Karenanya, Sahat berharap agar Kapolri menempatkan orang-orang terbaik guna membidangi tanggung jawab ini.
"Mereka ini kan notabene sehari-hari berhubungan langsung dengan para wartawan sebagai penghubung informasi ke publik. Karena itu harapan saya, pilihlah individu-individu yang bukan hanya memahami tupoksi, tapi juga yang bisa benar-benar berhubungan secara profesional dan emosional dengan awak media," jelasnya.
"Artinya bukan hanya sosok yang komunikatif yang memiliki kemampuan retorika yang baik, tapi juga bisa 'mengikat' para jurnalis dengan hubungan emosional. Sehingga jika citra Polri di kemudian hari tak bisa dijaga secara profesional oleh para humas, di saat ada insiden tertentu yang merusak nama baik institusi, setidaknya pada akhirnya hubungan emosional tadi bisa 'menyelamatkan'," papar Sahat.
Polri pun disarankan tak segan atau malu belajar komunikasi publik dengan TNI Angkatan Darat (AD). Sebab Sahat menilai, di bawah kepemimpinan Kepala Staf Angkatan Darat Jenderal Andi Perkasa, informasi ke masyarakat dari salah satu matra TNI itu mampu dikelola dan didistribusikan dengan baik.
"Lihat saja YouTube TNI AD itu banyak menampilkan sisi-sisi humanis prajurit TNI. Citra prajurit militer yang keras, galak dan kesannya cenderung arogan di mata masyarakat, luntur seketika dengan begitu. Anda lihat ada di situ kisah tukang bangunan di Mabes AD jadi prajurit TNI yang dibuat berjilid-jilid, dan itu banyak ditonton atau disukai masyarakat," papar dia.
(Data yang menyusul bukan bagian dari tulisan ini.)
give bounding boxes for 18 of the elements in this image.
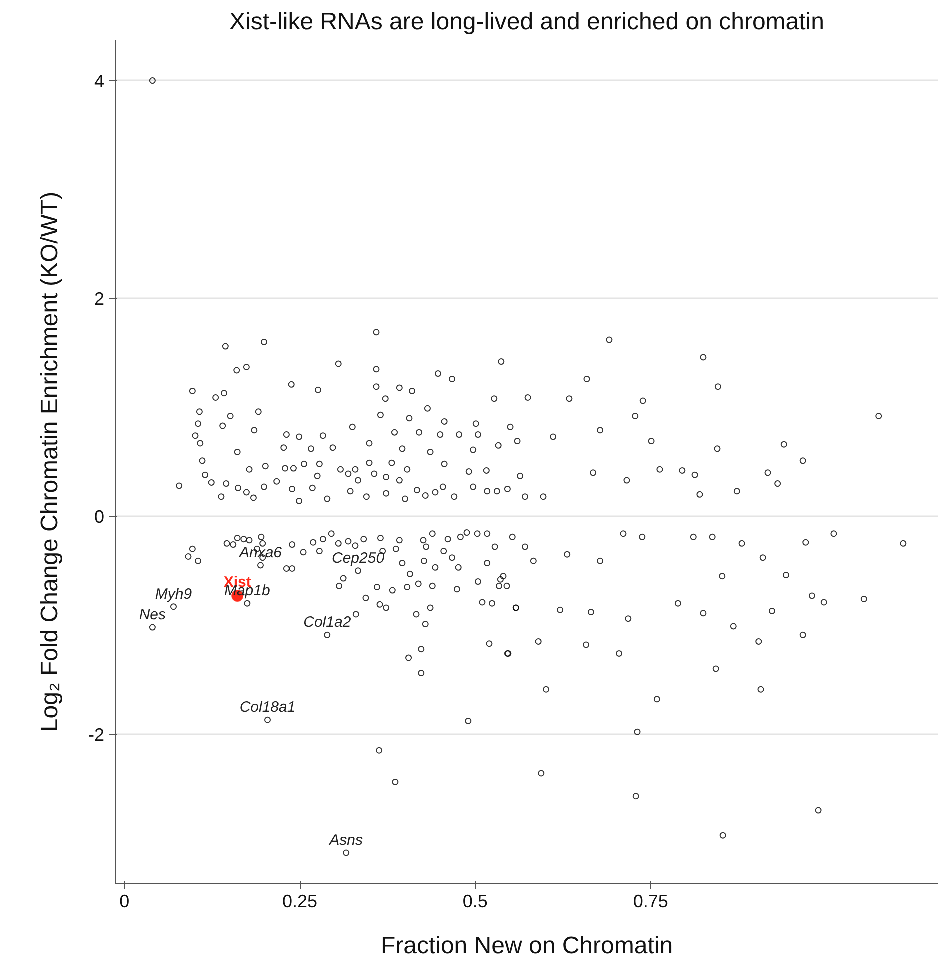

"Lalu ada misalnya prajurit TNI yang berganti jenis kelamin, dimana Jenderal Andika sampai memberikan atensi. Dan itu sekali lagi menjadi sorotan publik yang luar biasa. Nah begitu Kepolisian, sayangnya yang ramai ditonton masyarakat justru yang negatif, misalnya soal perselingkuhan yang sempat viral. Padahal kan banyak juga hal baik yang dilakukan aparat Polri, yang bisa diekspos," sambung Sahat.
Karenanya, Sahat memandang persoalan ini juga wajib menjadi perhatian Kapolri. Sebab, menurutnya cerminan polisi yang ideal, hanya bisa terbentuk melalui pembenahan yang bukan hanya di tingkat internal, tapi juga eksternal.
"Pembenahan internal bisa melalui program Presisi dan 16 program prioritas. Sedangkan pembenahan eksternal dilakukan dengan cara merubah persepsi publik. Cara pandang masyarakat ini berubah salah satunya bisa dilakukan dengan kerja-kerja pembentukan opini publik di media massa maupun media sosial atau dunia maya. Itu bukan hanya kerjaan intelkam," tandasnya.